L’aîné, tiré de son rêve par ce bruit de freins, pose ses mains sur la tête du petit frère, comme pour lui dire : je suis là ! Le petit n’a pas encore maîtrisé la réalité de la rue. Le grand frère se retourne vers la parcelle ouverte de ses amis, pensant mettre à profit cet incident pour obliger son cadet à y revenir comme pour se mettre à l’abri, mais le bout d’homme se redresse promptement. Il saisit encore le pouce de son aîné et le tire dans le sens contraire. Le message est bien compris : c’est donc le retour vers la maison. Il retire son pouce de cette petite main et saisit franchement son frère par le poignet. Ils avancent sans mot dire, se mettant lui-même du côté de la rue pour mettre son frère à l’abri d’autres surprises désagréables. Cela suffisait pour aujourd’hui. Il ne faudra pas provoquer une situation qui énerverait leur mère. Ce n’est pas bon de s’attirer sa foudre, alors qu’elle doit certainement être préoccupée à leur trouver de quoi se mettre sous la dent en ce moment précis. Mieux valait donc, pour lui, de continuer à protéger ce précieux « colis » jusqu’à la maison. Malgré tout, plusieurs idées lui traversent la tête. Pourquoi le petit garçon n’a-t-il pas voulu entrer dans cette parcelle ? Pourtant il croit dur comme fer qu’il aurait pu gagner cette partie de jeu de cartes. Qu’à cela ne tienne ! « Ce n’est que partie remise, vous n’aurez rien perdu d’attendre », marmonne-t-il à l’intention de ses amis qui ne sont pourtant plus là !

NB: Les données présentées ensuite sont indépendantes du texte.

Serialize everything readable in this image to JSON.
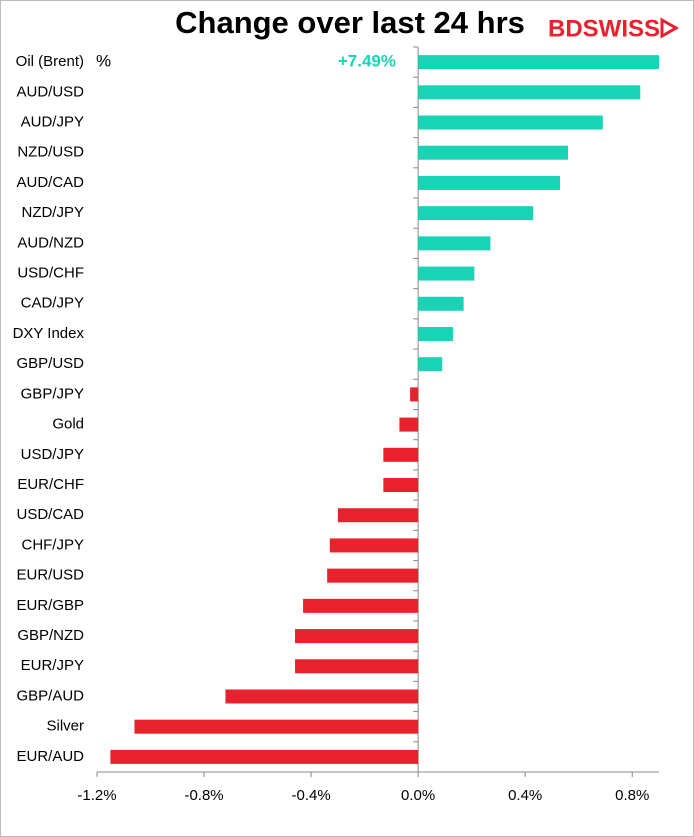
{
  "chart_data": {
    "type": "barh",
    "title": "Change over last 24 hrs",
    "logo": "BDSWISS",
    "unit_label": "%",
    "categories": [
      "Oil (Brent)",
      "AUD/USD",
      "AUD/JPY",
      "NZD/USD",
      "AUD/CAD",
      "NZD/JPY",
      "AUD/NZD",
      "USD/CHF",
      "CAD/JPY",
      "DXY Index",
      "GBP/USD",
      "GBP/JPY",
      "Gold",
      "USD/JPY",
      "EUR/CHF",
      "USD/CAD",
      "CHF/JPY",
      "EUR/USD",
      "EUR/GBP",
      "GBP/NZD",
      "EUR/JPY",
      "GBP/AUD",
      "Silver",
      "EUR/AUD"
    ],
    "values": [
      7.49,
      0.83,
      0.69,
      0.56,
      0.53,
      0.43,
      0.27,
      0.21,
      0.17,
      0.13,
      0.09,
      -0.03,
      -0.07,
      -0.13,
      -0.13,
      -0.3,
      -0.33,
      -0.34,
      -0.43,
      -0.46,
      -0.46,
      -0.72,
      -1.06,
      -1.15
    ],
    "value_labels": [
      "+7.49%",
      null,
      null,
      null,
      null,
      null,
      null,
      null,
      null,
      null,
      null,
      null,
      null,
      null,
      null,
      null,
      null,
      null,
      null,
      null,
      null,
      null,
      null,
      null
    ],
    "positive_color": "#19d3b5",
    "negative_color": "#e8212d",
    "xlim": [
      -1.2,
      0.9
    ],
    "xticks": [
      {
        "value": -1.2,
        "label": "-1.2%"
      },
      {
        "value": -0.8,
        "label": "-0.8%"
      },
      {
        "value": -0.4,
        "label": "-0.4%"
      },
      {
        "value": 0,
        "label": "0.0%"
      },
      {
        "value": 0.4,
        "label": "0.4%"
      },
      {
        "value": 0.8,
        "label": "0.8%"
      }
    ],
    "grid": false
  }
}
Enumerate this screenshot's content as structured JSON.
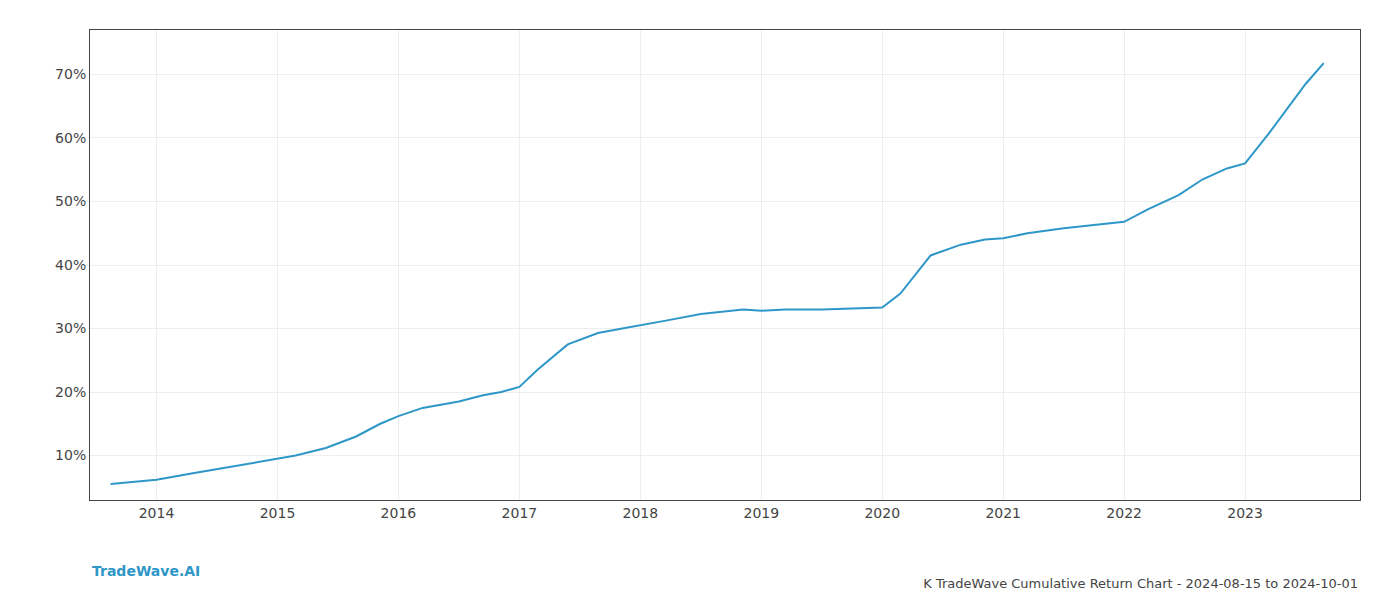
{
  "chart_data": {
    "type": "line",
    "title": "K TradeWave Cumulative Return Chart - 2024-08-15 to 2024-10-01",
    "annotations": [
      "TradeWave.AI"
    ],
    "color": "#2e97c8",
    "grid": true,
    "x": [
      2013.62,
      2014.0,
      2014.3,
      2014.6,
      2014.85,
      2015.0,
      2015.15,
      2015.4,
      2015.65,
      2015.85,
      2016.0,
      2016.2,
      2016.5,
      2016.7,
      2016.85,
      2017.0,
      2017.15,
      2017.4,
      2017.65,
      2017.85,
      2018.0,
      2018.2,
      2018.5,
      2018.7,
      2018.85,
      2019.0,
      2019.2,
      2019.5,
      2019.7,
      2019.85,
      2020.0,
      2020.15,
      2020.4,
      2020.65,
      2020.85,
      2021.0,
      2021.2,
      2021.5,
      2021.7,
      2021.85,
      2022.0,
      2022.2,
      2022.45,
      2022.65,
      2022.85,
      2023.0,
      2023.2,
      2023.5,
      2023.65
    ],
    "values": [
      0.055,
      0.062,
      0.072,
      0.082,
      0.09,
      0.095,
      0.1,
      0.112,
      0.13,
      0.15,
      0.162,
      0.175,
      0.185,
      0.195,
      0.2,
      0.208,
      0.235,
      0.275,
      0.293,
      0.3,
      0.305,
      0.312,
      0.323,
      0.327,
      0.33,
      0.328,
      0.33,
      0.33,
      0.331,
      0.332,
      0.333,
      0.355,
      0.415,
      0.432,
      0.44,
      0.442,
      0.45,
      0.458,
      0.462,
      0.465,
      0.468,
      0.488,
      0.51,
      0.535,
      0.552,
      0.56,
      0.608,
      0.685,
      0.718
    ],
    "xlim": [
      2013.45,
      2023.95
    ],
    "xticks": [
      2014,
      2015,
      2016,
      2017,
      2018,
      2019,
      2020,
      2021,
      2022,
      2023
    ],
    "ylim": [
      0.03,
      0.77
    ],
    "yticks": [
      {
        "value": 0.1,
        "label": "10%"
      },
      {
        "value": 0.2,
        "label": "20%"
      },
      {
        "value": 0.3,
        "label": "30%"
      },
      {
        "value": 0.4,
        "label": "40%"
      },
      {
        "value": 0.5,
        "label": "50%"
      },
      {
        "value": 0.6,
        "label": "60%"
      },
      {
        "value": 0.7,
        "label": "70%"
      }
    ]
  }
}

Le petit marche, toujours accroché au bras du grand frère, et ils avancent en silence, faisant toujours attention aux motocyclettes et autres quatre roues. Ce silence commence même à lui faire du bien. Seul le préoccupait, pour l’heure, de retourner son jeune frère auprès de sa mère. Le soleil commence à monter dans le ciel. Il doit être environ dix heures du matin. Et en fin de compte, au bout de quelques minutes, ils arrivent devant la maison familiale. Le frère resté avec sa mère joue seul aux billes dans la cour. Il tue le temps, comme pour se remettre de l’échec du lacet, en attendant le repas. Il lance un regard à la fois doux et insistant vers son cadet qui vient d’entrer dans la parcelle au bras de son prince charmant. Le message passe vite. Sans se faire prier, le petit se défait calmement de la main du grand, et d’un bond, il se retrouve agenouillé devant l’autre qui, d’emblée, lui tend une bille. C’est une invitation tacite à jouer. Cette fois, c’est l’aîné qui se retrouve tout seul.